Karasu Halk Eğitimi Merkezi bu yıl neredeyse hiçbir kurs açmadı desek yeridir.
Halk eğitimi merkezi, halka mesleki ve sosyal-kültürel amaçlı bilgi, beceri kazandıran, kişilerin boş zamanlarını olumlu faaliyetlerle değerlendirmelerini sağlayan ve gelirlerini artırmaya yardımcı olan bir yaygın eğitim kurumudur.
Halk eğitim merkezinin amacı, eğitimin kalitesini arttırıp, mesleki, kültürel ve sosyal alanda kişilerin ihtiyaçlarını karşılamaktır. Bunun yansıra ömür boyu öğrenmenin meydana gelmesi için imkân sağlamaktır. Kişilerin ihtiyaçlarını belirlemede rehberlik etmek, verileri değerlendirmek, eğitimi amacına ulaştırmak, eğitimin ilerlemesini desteklemek ve sürekli gelişim içinde olmak halk eğitimin amaçları arasındadır.
Halk eğitimi merkezlerinde;
Okuma – yazma kursları,
Mesleki – teknik kursları,
Sosyal – kültürel kursları,
Sosyal – kültürel uygulamaları,
Eğitsel kol çalışmaları gibi birçok faaliyet yapılabilmektedir.
Halk eğitim merkezinin kendi binasında ve tesislerinde, eğitim odalarında, mahalle ve köylerde sağlanan kurs yerlerinde, ceza ve ıslahevlerinde, örgün eğitim kurumlarına ait binalarda, kamu ve özel kuruluşlara ait binalarda, iyileştirme gerektiren hastanelerde, gönüllü kuruluşlarca sağlanan yerlerde ve ihtiyaç duyulan uygun yerlerde kurs ve etkinlikler düzenlenebilmektedir.
Halk eğitim merkezlerinde birçok kurs mevcuttur. Açılan kursların süreleri kurslarda uygulanan modül sürelerine göre değişmektedir. Kursu başarı ile tamamlayan kişilere Milli Eğitim Bakanlığı tarafından onaylanmış sertifika verilmektedir.
Buraya kadar hepimizin hemfikir olduğunu kabul ediyorum. Ancak bizlere gelen şikayetler çok fazla olduğunun da altını çizmek istiyorum.
Kursiyerlerin tarafımıza ilettikleri şikâyetler; “Birçok kursiyer alanlarında kurs açılması için kursiyer başvuru formu doldurduk. Daha sonra kursiyerlere biz size haber veririz denildi, üzerinden 3-4 ay geçti, toplantı yapılacaktır duyurusu yapıldı, toplantıya gidildi.
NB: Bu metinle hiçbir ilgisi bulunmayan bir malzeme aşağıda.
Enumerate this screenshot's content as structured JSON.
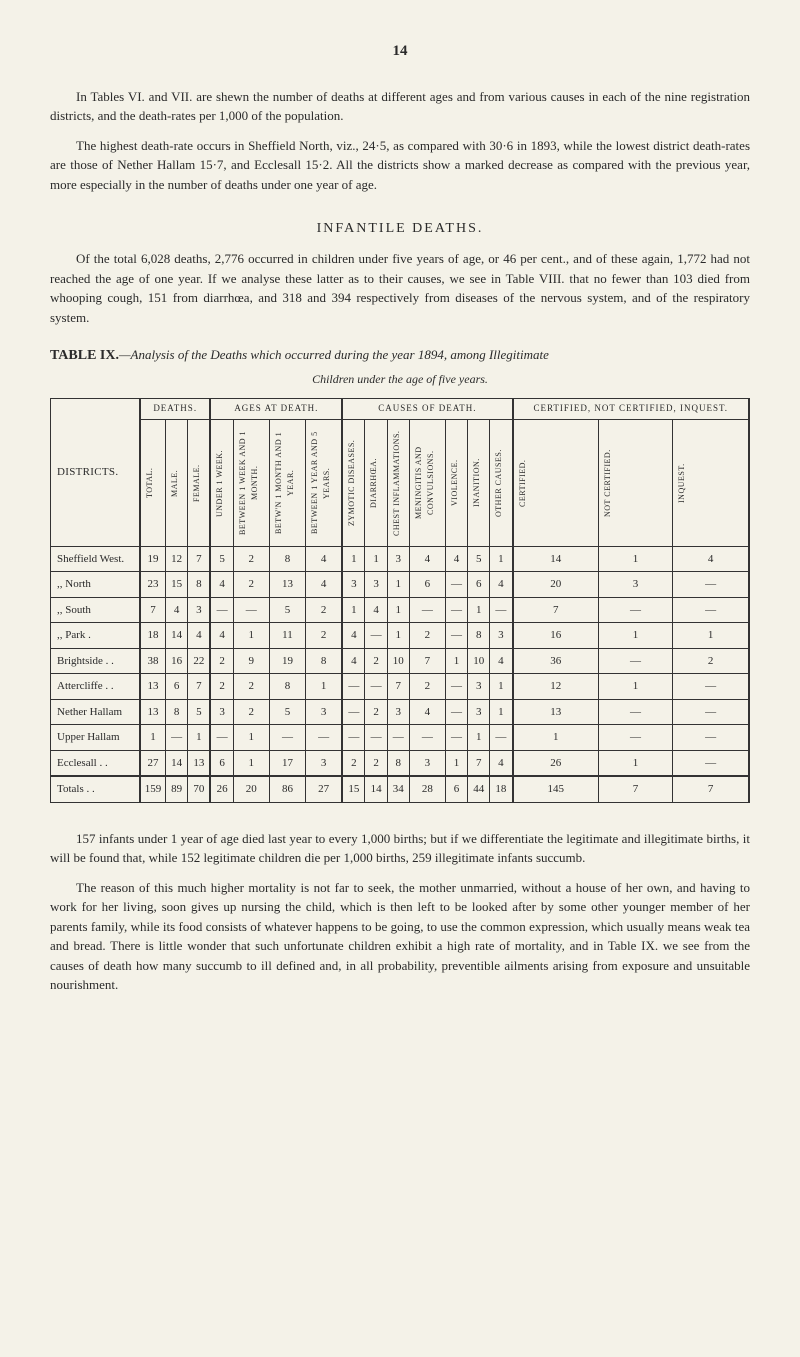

Sayınız 12 üzerinde olursa açılır dendi. Ki zaten toplantıda 12 üzerinde kişi sayısı mevcuttu. Müdürün kendisi toplantıda bu kadar sayı az deyip açamayız dedi. Biz kursiyerler olarak sayımızın on ikiden fazlası var dedik ama kendileri bizlere hiç yardımcı olmadı.
Haber bekleyin dedi, sonrasında da sınıf bulamıyoruz diye söylediler, sonra sınıf bulduk öğretmen yok dediler, yani anlayacağınız bu süreç 1 yıl falan sürdü kursu açmadılar” bu doğrultudaydı.
Her defasında pandemiyi işaret eden kurumlar, diğer ilçelerde pandemi yok mu sorusunu bizlere sorduruyor.
Halk eğitim merkezinde eğitim sorununa aslında hep birlikte gördük. Kızıp darılmaya gerek yok. Eğitim olması gereken yerde eğitim verilmiyor, verilemiyor ise burada ki eksiklik maalesef yöneticilerdedir.
Kursiyerlerin birçoğu halk eğitim merkezlerine küsmüş durumda. Birkaç aktivite yapacakları, öğrenim görecekleri yerlerden de darbe yiyen kursiyerler kenara çekilmiştir.
Recep Ali Küçük, Şükrü Başarış, Ali Ateş, İlhan Garip’in halk eğitim merkezi müdürü iken ki dönemleri geliyor aklıma. O dönem ile bu dönemi kıyaslayınca ortada ciddi bir sorun olduğunu görmemek elde değil maalesef.
Keşke diyorum yine de böyle olması da herkes yapması gereken görevleri yapsa bu sorunların hiç biri ortada olmayacak.
İnşallah kursiyerler daha fazla küsmeden halk eğitim merkezlerine katılım sağlarlar.